Kyle Kingsbury is doing an amazing job with his Jepson project. TheHackerCIO has been long disturbed by the tendency for people to make these assertions and claims without the experimental evidence to back them up or provide an assessment basis for them.
Especially in the database world.
Here are a handful of the problems:
I can't tell you how many time's I've heard, "Oh, in the inner-join using RDBMS X, a nested-loop algorithm will of course perform better depending on the which table is the outer and which is the inner."
But these DBMSs have an optimizer. They have tables full of statistics about the data, presumable updated on a regular basis. These vendors have had 20 years to tweak optimizations. Yet, the documentation gives no indication as to whether their "optimizer" can pick the right outer table and inner table, or whether you must explicitly pick the right one yourself.
So lots of people just assume that the optimizer can/will do this. Which isn't unreasonable.
But the days have come where things need to be specified tighter.
We simply need clear black/white, preferably not greatly hedged, statements in the documentation. Statements that can be tested. Verified. Proven. Or disproven.
The newer world of NoSql is no exception to this rule or problem.
But Kyle has been there.
Kyle got interested in understanding the issues around the NoSql databases. But he did things the right way: he set up a controlled environment, and began systematically testing, examining, and proving out how the CAP theorem implications actually work in a partitioning environment. This led to a number of surprises for the vendors, ... not to mention the users???
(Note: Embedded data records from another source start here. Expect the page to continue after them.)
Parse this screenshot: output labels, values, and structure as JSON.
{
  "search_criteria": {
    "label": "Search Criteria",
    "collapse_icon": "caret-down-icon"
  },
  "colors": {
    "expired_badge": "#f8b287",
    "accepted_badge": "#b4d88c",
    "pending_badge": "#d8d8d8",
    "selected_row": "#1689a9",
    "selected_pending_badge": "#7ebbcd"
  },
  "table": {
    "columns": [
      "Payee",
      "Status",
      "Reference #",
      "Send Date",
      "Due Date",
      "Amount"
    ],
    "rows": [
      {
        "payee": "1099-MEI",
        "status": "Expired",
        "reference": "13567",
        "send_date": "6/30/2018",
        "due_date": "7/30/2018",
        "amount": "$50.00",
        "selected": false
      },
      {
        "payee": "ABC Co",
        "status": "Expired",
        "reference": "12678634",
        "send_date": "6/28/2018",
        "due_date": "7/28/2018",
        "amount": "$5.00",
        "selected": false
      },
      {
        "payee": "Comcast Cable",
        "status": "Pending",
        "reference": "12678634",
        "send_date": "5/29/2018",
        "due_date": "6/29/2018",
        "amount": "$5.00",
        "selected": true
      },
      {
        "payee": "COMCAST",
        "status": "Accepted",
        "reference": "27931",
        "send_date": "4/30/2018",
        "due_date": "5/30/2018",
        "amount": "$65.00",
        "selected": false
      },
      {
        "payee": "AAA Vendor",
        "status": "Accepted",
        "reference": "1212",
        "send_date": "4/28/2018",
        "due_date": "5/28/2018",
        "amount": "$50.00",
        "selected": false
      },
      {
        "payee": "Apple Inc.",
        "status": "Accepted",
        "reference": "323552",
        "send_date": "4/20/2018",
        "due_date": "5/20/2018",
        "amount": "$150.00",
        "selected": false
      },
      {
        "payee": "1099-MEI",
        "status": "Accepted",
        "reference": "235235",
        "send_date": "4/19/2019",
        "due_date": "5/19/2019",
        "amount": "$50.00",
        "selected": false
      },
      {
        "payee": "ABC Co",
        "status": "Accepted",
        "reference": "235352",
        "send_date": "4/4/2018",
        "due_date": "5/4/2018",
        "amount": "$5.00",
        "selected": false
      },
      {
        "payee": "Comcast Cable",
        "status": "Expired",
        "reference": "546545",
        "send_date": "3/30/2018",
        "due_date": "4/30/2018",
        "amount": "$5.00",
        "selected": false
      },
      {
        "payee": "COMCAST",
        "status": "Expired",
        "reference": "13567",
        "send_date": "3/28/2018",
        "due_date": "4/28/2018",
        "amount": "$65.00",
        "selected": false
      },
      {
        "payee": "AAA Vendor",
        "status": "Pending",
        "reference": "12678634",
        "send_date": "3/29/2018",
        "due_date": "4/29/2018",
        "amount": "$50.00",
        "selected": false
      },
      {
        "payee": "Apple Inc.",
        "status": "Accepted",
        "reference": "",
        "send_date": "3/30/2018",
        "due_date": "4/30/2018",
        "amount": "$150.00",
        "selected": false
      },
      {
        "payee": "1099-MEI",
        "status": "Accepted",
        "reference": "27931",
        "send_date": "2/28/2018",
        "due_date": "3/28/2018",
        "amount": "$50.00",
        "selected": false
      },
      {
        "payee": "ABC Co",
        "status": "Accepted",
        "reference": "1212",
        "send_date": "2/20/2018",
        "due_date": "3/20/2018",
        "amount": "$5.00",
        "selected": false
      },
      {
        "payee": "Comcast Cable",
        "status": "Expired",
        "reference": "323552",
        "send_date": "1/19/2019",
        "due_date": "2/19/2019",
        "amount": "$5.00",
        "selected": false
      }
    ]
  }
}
You can take a look at his full Jepson Project here. He's tested Cassandra (My current focus), Redis, Kafka, NuoDb, Zookeeper, Riak, Mongo, Postgress, possibly others ...
To get a proper sense for this correct, test-based approach, recommend this. Here are just a few enticing flavor notes, taken from a section to please devote your most careful attention, entitled, "Testing Partitions":
- Theory bounds a design space, but real software may not achieve those bounds. We need to test a system's behavior to really understand how it behaves.
- To cause a partition, you'll need a way to drop or delay messages: for instance, with firewall rules.
- Running these commands repeatably on several hosts takes a little bit of work.
Work might be a necessary evil. But understanding isn't going to come without it. Or without actually, experimental testing.
In this article, you will see exactly what to set up to get started with your own multi-node, partition-able, experimental test-bed, within which you can see how your NoSql is going to behave.
Because there's no short-cut.
Or, as earlier time might have put it,
There is no royal road to enlightenment.